Irish journalist Ruth Dudley Edwards. Photo: Twitter.

Fans of a popular European soccer team who waved Palestinian flags during a recent home match against an Israeli team are clueless about the history of the Middle East conflict, an Irish columnist wrote on Monday.

Ruth Dudley Edwards of the Belfast Telegraph opened her Monday column by saying she had received “vicious” online responses from “ignoramuses, anti-Zionists and anti-semites” after a previous column in which she criticized the behavior of Celtic fans during an Aug. 17 game in Glasgow against Hapoel Be’er Sheva.

Edwards then proceeded to offer a history lesson and passionate defense of Israel to Celtic fans.

“I’m a critical friend of Israel…but I passionately believe in its right to exist,” she wrote. “In other words, I’m a Zionist.”

Edwards wrote:

Israel is a fine country which contributes mightily to the world, culturally, scientifically, technologically and in many other ways, while being in the Middle East a model of democracy and religious tolerance where women and gays can live like free people.

I’m desperately sorry for most Palestinians, but their miserable plight is mainly the fault of bigoted and callous leaders who at every turn have blocked a two-state solution with a Jewish state of Israel and an Arab state of Palestine living side by side in peace.

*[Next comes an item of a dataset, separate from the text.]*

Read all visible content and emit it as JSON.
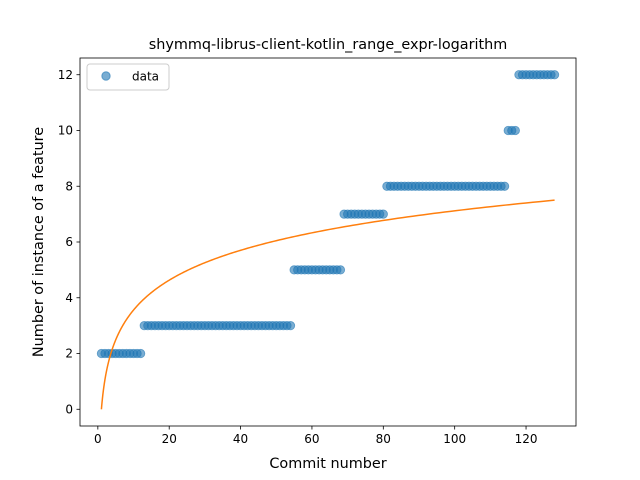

Furthermore, Edwards noted, “Twitter will scream that Jews have no right to settle in the Middle East, yet they’ve been there for over 3,000 years.”

She continued:

The land they presently occupy, as well as the West Bank, was mainly occupied by Jews until sequential persecution from the first century AD by Romans, Christians and — from the seventh century — Muslims, forced most of the survivors to flee.

As a people, they have never ceased to yearn for their ancient homeland which provided a refuge for many tens of thousands at the end of the 19th century and the beginning of the 20th century from Russian pogroms and the rising anti-semitism in Europe.

Edwards also castigated the United Nations Relief and Works Agency for Palestine Refugees in the Near East (UNRWA), writing that the group “was supposed to help them [Palestinian refugees] escape their refugee status, but like so many institutions which — consciously or unconsciously – make their own survival a priority, it preferred to grant that status forever to anyone descended from a Palestine refugee.” She went on to say that “[i]t suits most Arab countries to encourage generation after generation to think themselves helpless victims of Israel, leave them to rot in camps mainly supported by the West and feed them anti-Jewish hate.”

As reported in The Algemeiner, another Belfast Telegraph columnist recently wrote it was “time to stand by Ireland’s Jews” following the desecration of Jewish graves at a cemetery in the Northern Irish capital.

Henry McDonald said that some had pointed to the recent fining of Celtic over its fans’ display of Palestinian flags during the game against Hapoel Be’er Sheva as the catalyst for the vandalism. However, McDonald declared, “[W]hatever the motivation, or even the rights and wrongs of the Israel-Palestine question, it is undoubtedly the case that the desecration was motivated by anti-Jew hatred.”